Pope Francis accepts resignation of US bishop for the first time under new sex abuse protocols
WASHINGTON (CNS) -- Pope Francis has accepted the resignation of Bishop Michael J. Hoeppner, 71, who has headed the Diocese of Crookston, Minnesota, since 2007.
The pope also named retired Bishop Richard E. Pates of Des Moines, Iowa, to serve as apostolic administrator of the 14-county diocese in northwestern Minnesota.
The changes were announced in Washington April 13 by Archbishop Christophe Pierre, apostolic nuncio.
In 2019 Bishop Hoeppner was publicly accused of trying to cover up allegations of sexual abuse against a priest of the diocese. He has denied he thwarted such an investigation.
In September 2019, Archbishop Bernard A. Hebda of St. Paul and Minneapolis confirmed he was overseeing an investigation into the claims and that law enforcement had been notified of the allegations.

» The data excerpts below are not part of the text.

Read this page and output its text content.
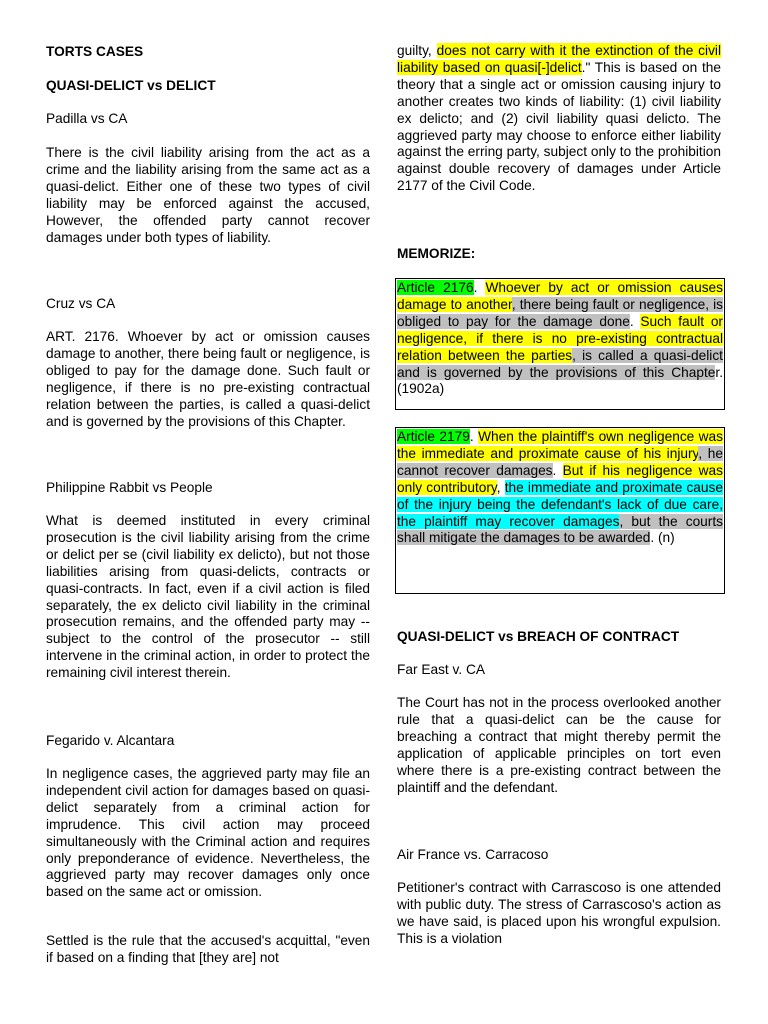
TORTS CASES

QUASI-DELICT vs DELICT

Padilla vs CA

There is the civil liability arising from the act as a crime and the liability arising from the same act as a quasi-delict. Either one of these two types of civil liability may be enforced against the accused, However, the offended party cannot recover damages under both types of liability.

Cruz vs CA

ART. 2176. Whoever by act or omission causes damage to another, there being fault or negligence, is obliged to pay for the damage done. Such fault or negligence, if there is no pre-existing contractual relation between the parties, is called a quasi-delict and is governed by the provisions of this Chapter.

Philippine Rabbit vs People

What is deemed instituted in every criminal prosecution is the civil liability arising from the crime or delict per se (civil liability ex delicto), but not those liabilities arising from quasi-delicts, contracts or quasi-contracts. In fact, even if a civil action is filed separately, the ex delicto civil liability in the criminal prosecution remains, and the offended party may -- subject to the control of the prosecutor -- still intervene in the criminal action, in order to protect the remaining civil interest therein.

Fegarido v. Alcantara

In negligence cases, the aggrieved party may file an independent civil action for damages based on quasi-delict separately from a criminal action for imprudence. This civil action may proceed simultaneously with the Criminal action and requires only preponderance of evidence. Nevertheless, the aggrieved party may recover damages only once based on the same act or omission.

Settled is the rule that the accused's acquittal, "even if based on a finding that [they are] not

guilty, does not carry with it the extinction of the civil liability based on quasi[-]delict." This is based on the theory that a single act or omission causing injury to another creates two kinds of liability: (1) civil liability ex delicto; and (2) civil liability quasi delicto. The aggrieved party may choose to enforce either liability against the erring party, subject only to the prohibition against double recovery of damages under Article 2177 of the Civil Code.

MEMORIZE:

Article 2176. Whoever by act or omission causes damage to another, there being fault or negligence, is obliged to pay for the damage done. Such fault or negligence, if there is no pre-existing contractual relation between the parties, is called a quasi-delict and is governed by the provisions of this Chapter. (1902a)

Article 2179. When the plaintiff's own negligence was the immediate and proximate cause of his injury, he cannot recover damages. But if his negligence was only contributory, the immediate and proximate cause of the injury being the defendant's lack of due care, the plaintiff may recover damages, but the courts shall mitigate the damages to be awarded. (n)

QUASI-DELICT vs BREACH OF CONTRACT

Far East v. CA

The Court has not in the process overlooked another rule that a quasi-delict can be the cause for breaching a contract that might thereby permit the application of applicable principles on tort even where there is a pre-existing contract between the plaintiff and the defendant.

Air France vs. Carracoso

Petitioner's contract with Carrascoso is one attended with public duty. The stress of Carrascoso's action as we have said, is placed upon his wrongful expulsion. This is a violation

The archbishop, who is the metropolitan for the province of Minnesota, North Dakota and South Dakota, said the claims were reported to him as prescribed by "Vos Estis Lux Mundi" ("You are the light of the world").
The "motu proprio" (on his own initiative) was promulgated by Pope Francis in May 2019 to set new worldwide norms for reporting sexual abuse and to hold bishops accountable for abuse and/or its cover-up.
In November 2019. Archbishop Hebda submitted a report to the Vatican Congregation of Bishops and in February 2020, the congregation authorized the archbishop to further investigate the claims.
Bishop Hoeppner was reportedly the first sitting U.S. bishop to be investigated under the new norms.
The Crookston Diocese said in a statement that after this "an extensive investigation," Pope Francis "asked for and has now accepted" Bishop Hoeppner's resignation.
"The investigation which led to the acceptance of Bishop Hoeppner's resignation arose from reports that he had at times failed to observe applicable norms when presented with allegations of sexual abuse involving clergy of the Diocese of Crookston," the diocese said.